Until 2000, Brown was director of the Xerox Palo Alto Research Center (Parc), birthplace of the desktop computer, mouse, laser printer and other icons of the digital age. But he maintains a healthy scepticism about technology. In The Social Life of Information , which Brown wrote with Paul Duguid, he debunked gung-ho visions of technology as a panacea - in particular, heady predictions that virtual campuses would supplant physical ones. He still believes, nonetheless, that technology will transform higher education.
Brown attributes the demise of so many online higher education ventures to the fact that they got hung up on “the supply side” of pedagogy. Much technology fails because it forgets its users and neglects the social context in which information is consumed, Brown says. Not so a book - portable and aesthetically appealing, perhaps the ultimate user-friendly product, Brown says - or the traditional campus, which is a place of unequalled intellectual ferment.
“We socially construct our understanding of information. Much learning happens outside the classroom on campus,” he says. “Where else do you get to rub shoulders with people from multiple disciplines and have this rich social life?”
The social and intellectual dimensions of campuses will endure, Brown says, but technology will transform them. “Students’ needs are changing [around] what it means to be literate and well educated in the 21st century.”
The web puts a “sea of information at everyone’s fingertips”, he notes. For information that used to be found only in libraries, “now you go to Google”. Such ease is exhilarating but dangerous, he warns. The soundness of information in campus libraries has been confirmed by librarians and academic publishers, but the provenance of much online content is dubious. It is vital that students gain critical thinking skills and the power of intellectual discrimination to navigate the morass, Brown advises.

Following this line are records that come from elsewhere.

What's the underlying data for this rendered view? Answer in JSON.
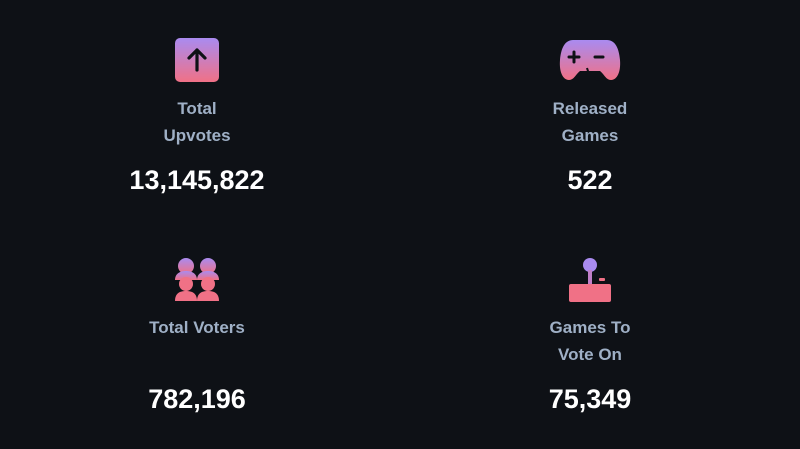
{
  "stats": [
    {
      "label_lines": [
        "Total",
        "Upvotes"
      ],
      "value": "13,145,822",
      "icon": "upvote-icon"
    },
    {
      "label_lines": [
        "Released",
        "Games"
      ],
      "value": "522",
      "icon": "gamepad-icon"
    },
    {
      "label_lines": [
        "Total Voters"
      ],
      "value": "782,196",
      "icon": "users-icon"
    },
    {
      "label_lines": [
        "Games To",
        "Vote On"
      ],
      "value": "75,349",
      "icon": "joystick-icon"
    }
  ],
  "colors": {
    "background": "#0e1116",
    "label": "#9fb0c6",
    "value": "#ffffff",
    "gradient_top": "#a98bf0",
    "gradient_bottom": "#f07186"
  }
}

Students also require critical thinking in new fields. “We need to expand notions of literacy. It’s as important that kids make movies as write essays,” he suggests, so they can deconstruct “digital semiotics”, such as how camera angles influence perception of films.
Star Wars director George Lucas, like Brown a visiting scholar at the University of Southern California, “has asked: ‘Can you consider yourself literate if you don’t know as much about Hitchcock as Hemingway?’ The English department didn’t like it, but there’s something to be said for it,” Brown says.
Students today are fluent in technologies that many staff have come to late, Brown adds. “Professors may teach classes where everyone has access to the web on a laptop and can use instant messaging to pass notes back and forth.” Traditional ideas about teachers as unassailable authority figures break down in such an environment, he says.
To engage students, teachers will have to adopt less hierarchical roles, even see themselves as “senior co-participants” in classes. Brown recounts the example of the mathematician Paul Halmos at the University of Michigan in the 1960s, when Brown was studying for a PhD in computer and communication sciences.
“Knocked for a loop by a student’s question, Halmos said: ‘OK, let’s figure this out together’,” Brown recounts. “We got to see him reason through this problem. One of the myths of science is that everything’s stylised and rigid, but almost always the logic is invented after the fact. It’s playful and messy - that’s how work gets done.”
It is not out of self-mockery, then, that he bills his current roving commission - requiring him to be part scientist, part designer and part strategist - as “chief of confusion”.
Technology works best when we integrate it into our confused world rather than try to re-engineer things, Brown says. “The irony is that a simple technology repositioned to honour the social basis of learning can do amazing things - it isn’t rocket science.”